O'Laughlin, who spent 16 years at the Florida attorney general's office, told the Ethical F&I Managers Conference in Denver that a consumer complaint to a dealer is "radioactive." If a customer is unhappy, a dealer should contact them and try to resolve the issue, he said.
"If you don't solve that consumer problem, guess where it goes," he said.
Another 20 percent of attorney general cases derive from advertising, according to O'Laughlin.
"They're just the easiest case to do," he said.
A regulator can sit in an office and quickly file complaints against dealers who, O'Laughlin argued, simply choose not to be in compliance.
Fifteen percent of cases are referred by other agencies, and 10 percent arise through direct agency observations, according to O'Laughlin.
The remaining 5 percent result from media attention, he said.
But dealers can stave off regulatory disaster through what O'Laughlin called "ethics to the rescue."

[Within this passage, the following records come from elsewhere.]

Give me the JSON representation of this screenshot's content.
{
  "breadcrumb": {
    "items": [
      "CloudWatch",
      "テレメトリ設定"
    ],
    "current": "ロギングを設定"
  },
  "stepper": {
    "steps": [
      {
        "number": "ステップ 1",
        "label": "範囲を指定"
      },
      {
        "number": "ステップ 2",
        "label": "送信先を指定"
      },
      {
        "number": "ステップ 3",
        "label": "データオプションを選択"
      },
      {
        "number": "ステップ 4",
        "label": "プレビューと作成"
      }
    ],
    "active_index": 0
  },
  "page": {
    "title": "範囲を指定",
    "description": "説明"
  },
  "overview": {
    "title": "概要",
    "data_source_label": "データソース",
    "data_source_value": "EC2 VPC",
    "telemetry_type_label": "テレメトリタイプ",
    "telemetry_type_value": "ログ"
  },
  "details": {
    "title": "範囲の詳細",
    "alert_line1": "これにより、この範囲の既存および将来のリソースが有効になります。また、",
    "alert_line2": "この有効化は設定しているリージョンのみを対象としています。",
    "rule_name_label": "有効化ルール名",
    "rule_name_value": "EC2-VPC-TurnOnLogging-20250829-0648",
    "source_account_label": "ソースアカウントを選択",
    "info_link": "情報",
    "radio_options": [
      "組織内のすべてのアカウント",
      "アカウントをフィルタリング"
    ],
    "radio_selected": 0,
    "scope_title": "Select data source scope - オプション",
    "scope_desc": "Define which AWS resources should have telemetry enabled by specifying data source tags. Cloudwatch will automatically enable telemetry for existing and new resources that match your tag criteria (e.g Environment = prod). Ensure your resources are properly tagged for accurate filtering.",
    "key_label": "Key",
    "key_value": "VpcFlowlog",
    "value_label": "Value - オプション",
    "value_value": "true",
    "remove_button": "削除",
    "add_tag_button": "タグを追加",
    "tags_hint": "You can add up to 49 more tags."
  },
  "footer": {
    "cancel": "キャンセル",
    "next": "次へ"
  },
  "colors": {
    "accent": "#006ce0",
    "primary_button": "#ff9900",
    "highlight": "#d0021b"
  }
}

O'Laughlin said he felt many dealers don't realize that the existence of measures such as compliance and ethics programs at their store can protect them.
If the actions of a "rogue employee" lead to an investigation of the dealer, "often, the state will back off" if the dealer had otherwise demonstrated a commitment to doing things correctly.
"It's gonna look great," he said.
He said he thought dealers often don't understand trying to do things properly will lead to a better outcome. He has talked to many dealers who consider "I've never been caught" as an argument against improving.
"I would say the risks far outweigh the rewards" of noncompliance, O'Laughlin said.